[EL] Flaws in Politico and NY Times articles about gerrymandering
David Ely
ely at compass-demographics.com
Thu Jul 2 12:01:31 PDT 2015
A greater number of competitive seats also means a greater number of voters losing in their choice of representatives. If people are voting for their representational interests this is a bad thing.
If the districts are competitive because they are made up of communities that are individually competitive but similar to each other then it makes sense. However if they are competitive because they contain a balance of different communities with opposing interests then they defeat the idea of communities of interest.
This is also the problem with the idea of equalizing both population and CVAP in single member districts when you have distinct communities with radically different ratios of CVAP to Population combined with different representational interests. That would be close to the definition of vote dilution.
This also relates to another problem with the question of what a Gerrymander really is. A purely partisan Gerrymander would try to maximize the number of districts which reach an acceptable level of “safeness” for the party doing the gerrymander while packing opponents into as few districts as possible. A commission with a partisan bias would be more likely to do this than a legislative body drawing their own districts.
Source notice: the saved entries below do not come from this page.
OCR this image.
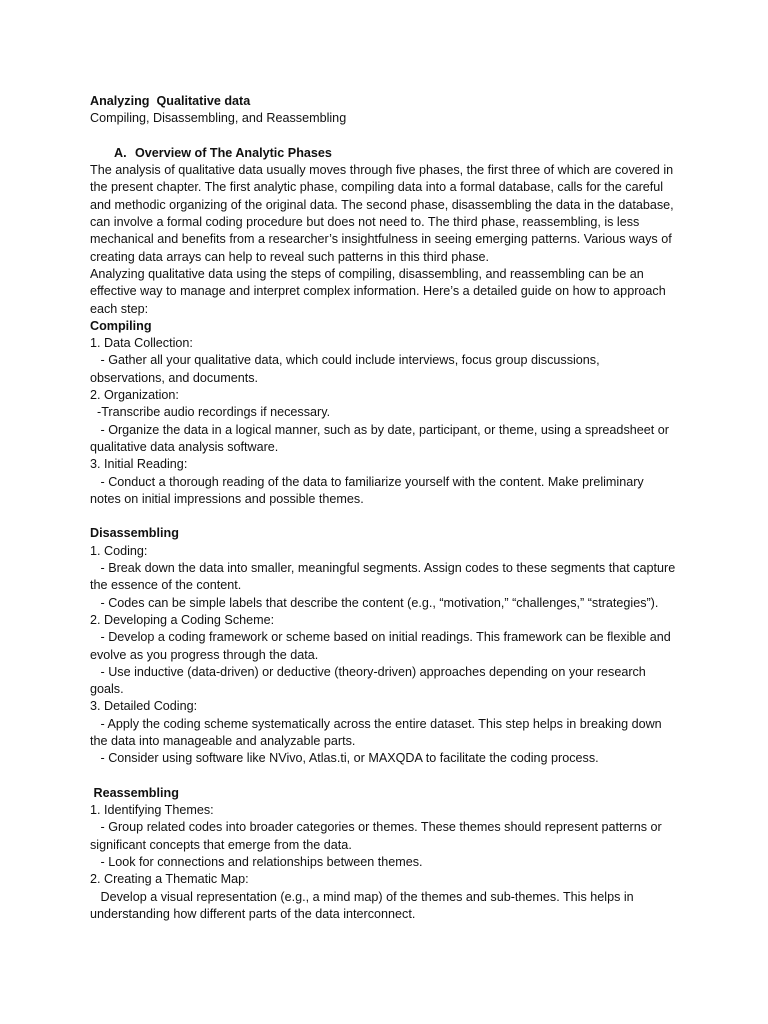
Analyzing  Qualitative data
Compiling, Disassembling, and Reassembling
A. Overview of The Analytic Phases
The analysis of qualitative data usually moves through five phases, the first three of which are covered in
the present chapter. The first analytic phase, compiling data into a formal database, calls for the careful
and methodic organizing of the original data. The second phase, disassembling the data in the database,
can involve a formal coding procedure but does not need to. The third phase, reassembling, is less
mechanical and benefits from a researcher’s insightfulness in seeing emerging patterns. Various ways of
creating data arrays can help to reveal such patterns in this third phase.
Analyzing qualitative data using the steps of compiling, disassembling, and reassembling can be an
effective way to manage and interpret complex information. Here’s a detailed guide on how to approach
each step:
Compiling
1. Data Collection:
- Gather all your qualitative data, which could include interviews, focus group discussions,
observations, and documents.
2. Organization:
-Transcribe audio recordings if necessary.
- Organize the data in a logical manner, such as by date, participant, or theme, using a spreadsheet or
qualitative data analysis software.
3. Initial Reading:
- Conduct a thorough reading of the data to familiarize yourself with the content. Make preliminary
notes on initial impressions and possible themes.
Disassembling
1. Coding:
- Break down the data into smaller, meaningful segments. Assign codes to these segments that capture
the essence of the content.
- Codes can be simple labels that describe the content (e.g., “motivation,” “challenges,” “strategies”).
2. Developing a Coding Scheme:
- Develop a coding framework or scheme based on initial readings. This framework can be flexible and
evolve as you progress through the data.
- Use inductive (data-driven) or deductive (theory-driven) approaches depending on your research
goals.
3. Detailed Coding:
- Apply the coding scheme systematically across the entire dataset. This step helps in breaking down
the data into manageable and analyzable parts.
- Consider using software like NVivo, Atlas.ti, or MAXQDA to facilitate the coding process.
Reassembling
1. Identifying Themes:
- Group related codes into broader categories or themes. These themes should represent patterns or
significant concepts that emerge from the data.
- Look for connections and relationships between themes.
2. Creating a Thematic Map:
Develop a visual representation (e.g., a mind map) of the themes and sub-themes. This helps in
understanding how different parts of the data interconnect.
Legislatures would be more likely to indulge in self-interested gerrymanders which include a partisan element but also contain an attempt to minimize the risk of a same party challenge by avoiding or splitting communities (or individuals) which might produce such a challenge. They also reflect fundraising issues, strategic interests related to either the passage of a redistricting plan or the influence of the individual legislators among other things. There is really no simple measure of this without a detailed knowledge of the individual legislators and the political realities of the underlying geography. In my mind the best way to analyze this is to identify communities of interest and apply the concepts of packing, cracking and stacking to the treatment of various communities. The level of knowledge and understanding of political geography that is required for this analysis is rare outside of the active political community, and close to non-existent among journalists, so I don’t have much hope for meaningful coverage of this issue (especially unbiased coverage).
From: law-election-bounces at department-lists.uci.edu [mailto:law-election-bounces at department-lists.uci.edu] On Behalf Of Larry Levine
Sent: Thursday, July 02, 2015 8:32 AM
To: djohnson at ndcresearch.com; 'Rick Hasen'; law-election at uci.edu
Subject: Re: [EL] Flaws in Politico and NY Times articles about gerrymandering
Let us not forget that a greater number of competitive seats means greater amounts of money to be raised and spent on campaigning. If it were such a sad situation I would be amused by the conundrum of the “reformer” mentality: independent expenditures are awful; but they are the by-product of contribution limits, which are wonderful; money in politics is evil; so let’s increase the number of competitive races and jack up the amount of money required. Everything, EVERYTHING, has a cause and effect. And in this case you can’t have everything.